The report from the University of North Carolina medical school was delivered on Thursday to Judge Mario Carroza, who approved a request by Chile's Communist Party for the disinterment.

Bone remains of Chilean Nobel literature laureate Pablo Neruda were analyzed at the University of North Carolina medical school in the United States as investigators sought to resolve a four-decade mystery about his death.

Neruda's body was exhumed in an effort to discover if he died from prostate cancer as was recorded, or if he was poisoned by agents of Gen. Augusto Pinochet's bloody dictatorship, as his driver and others believe.

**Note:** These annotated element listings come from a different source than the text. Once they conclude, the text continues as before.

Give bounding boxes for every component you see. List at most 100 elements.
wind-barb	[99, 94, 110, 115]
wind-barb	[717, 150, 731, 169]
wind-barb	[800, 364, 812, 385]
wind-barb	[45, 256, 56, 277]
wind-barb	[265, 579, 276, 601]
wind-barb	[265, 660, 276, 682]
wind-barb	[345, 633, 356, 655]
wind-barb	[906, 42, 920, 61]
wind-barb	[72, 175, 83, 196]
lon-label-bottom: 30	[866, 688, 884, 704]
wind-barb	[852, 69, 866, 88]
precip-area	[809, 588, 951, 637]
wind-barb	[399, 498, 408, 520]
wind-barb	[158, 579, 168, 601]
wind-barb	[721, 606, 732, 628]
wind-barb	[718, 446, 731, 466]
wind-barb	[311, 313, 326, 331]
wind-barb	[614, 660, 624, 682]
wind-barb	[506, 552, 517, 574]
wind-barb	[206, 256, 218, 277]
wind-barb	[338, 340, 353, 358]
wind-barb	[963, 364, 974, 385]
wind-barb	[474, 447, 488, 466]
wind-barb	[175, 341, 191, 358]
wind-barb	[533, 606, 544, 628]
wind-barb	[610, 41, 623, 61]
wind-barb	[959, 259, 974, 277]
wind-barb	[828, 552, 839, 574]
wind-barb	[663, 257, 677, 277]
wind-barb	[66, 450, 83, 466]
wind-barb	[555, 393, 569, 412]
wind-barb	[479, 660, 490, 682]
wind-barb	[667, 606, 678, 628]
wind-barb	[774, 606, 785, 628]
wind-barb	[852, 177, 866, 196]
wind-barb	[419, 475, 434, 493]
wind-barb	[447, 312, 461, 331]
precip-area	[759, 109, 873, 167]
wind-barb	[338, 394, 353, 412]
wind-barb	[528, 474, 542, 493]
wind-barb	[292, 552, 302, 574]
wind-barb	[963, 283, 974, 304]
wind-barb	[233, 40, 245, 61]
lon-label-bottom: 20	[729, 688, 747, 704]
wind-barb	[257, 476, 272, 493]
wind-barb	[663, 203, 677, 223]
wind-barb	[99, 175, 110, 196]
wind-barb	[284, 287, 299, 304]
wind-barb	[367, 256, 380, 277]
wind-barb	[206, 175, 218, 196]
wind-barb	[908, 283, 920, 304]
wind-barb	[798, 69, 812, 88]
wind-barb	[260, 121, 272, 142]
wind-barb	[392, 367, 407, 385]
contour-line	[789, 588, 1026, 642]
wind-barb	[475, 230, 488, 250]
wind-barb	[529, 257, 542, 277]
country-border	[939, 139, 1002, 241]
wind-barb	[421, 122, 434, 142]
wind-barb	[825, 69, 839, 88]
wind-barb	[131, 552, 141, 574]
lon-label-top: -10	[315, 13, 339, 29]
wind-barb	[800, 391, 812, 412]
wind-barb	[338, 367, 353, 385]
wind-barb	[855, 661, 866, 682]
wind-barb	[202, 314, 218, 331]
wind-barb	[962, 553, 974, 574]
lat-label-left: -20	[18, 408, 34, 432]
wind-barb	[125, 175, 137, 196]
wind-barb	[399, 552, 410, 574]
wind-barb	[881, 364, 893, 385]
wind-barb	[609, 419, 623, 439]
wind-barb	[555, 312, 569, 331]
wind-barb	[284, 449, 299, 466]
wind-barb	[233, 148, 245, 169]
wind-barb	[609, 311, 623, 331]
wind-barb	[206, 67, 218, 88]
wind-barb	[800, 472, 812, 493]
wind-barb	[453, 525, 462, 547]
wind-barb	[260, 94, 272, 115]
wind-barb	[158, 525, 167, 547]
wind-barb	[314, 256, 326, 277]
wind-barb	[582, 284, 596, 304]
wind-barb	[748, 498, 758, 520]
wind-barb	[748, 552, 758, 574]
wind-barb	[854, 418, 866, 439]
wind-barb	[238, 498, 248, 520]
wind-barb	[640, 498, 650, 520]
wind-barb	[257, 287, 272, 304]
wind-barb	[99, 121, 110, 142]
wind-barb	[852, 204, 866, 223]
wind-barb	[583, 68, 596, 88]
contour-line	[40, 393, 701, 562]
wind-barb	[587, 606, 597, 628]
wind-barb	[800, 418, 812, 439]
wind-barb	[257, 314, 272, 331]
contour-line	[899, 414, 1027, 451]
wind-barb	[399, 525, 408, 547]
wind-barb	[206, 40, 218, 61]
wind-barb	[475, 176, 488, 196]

Neruda was also a leftist politician and would have been a strong voice in exile against Pinochet's regime. That ended with his death just 24 hours before he was to have escaped Chile in the chaos after the Sept. 11, 1973m military coup.

He was 69 and suffering from prostate cancer when he died 12 days after the coup that led his close friend, socialist President Salvador Allende, to kill himself rather than surrender to Pinochet's troops attacking the presidential palace.

For long, the official version was that Neruda died of natural causes brought on by the trauma of witnessing the coup and the killing of many of his friends. But suspicions remained, even after Pinochet lost power and Chile returned to a democracy in 1990.

For years, Neruda's driver and aide said dictatorship agents injected poison into Neruda's stomach while he was bedridden at the Santa Maria clinic in Santiago.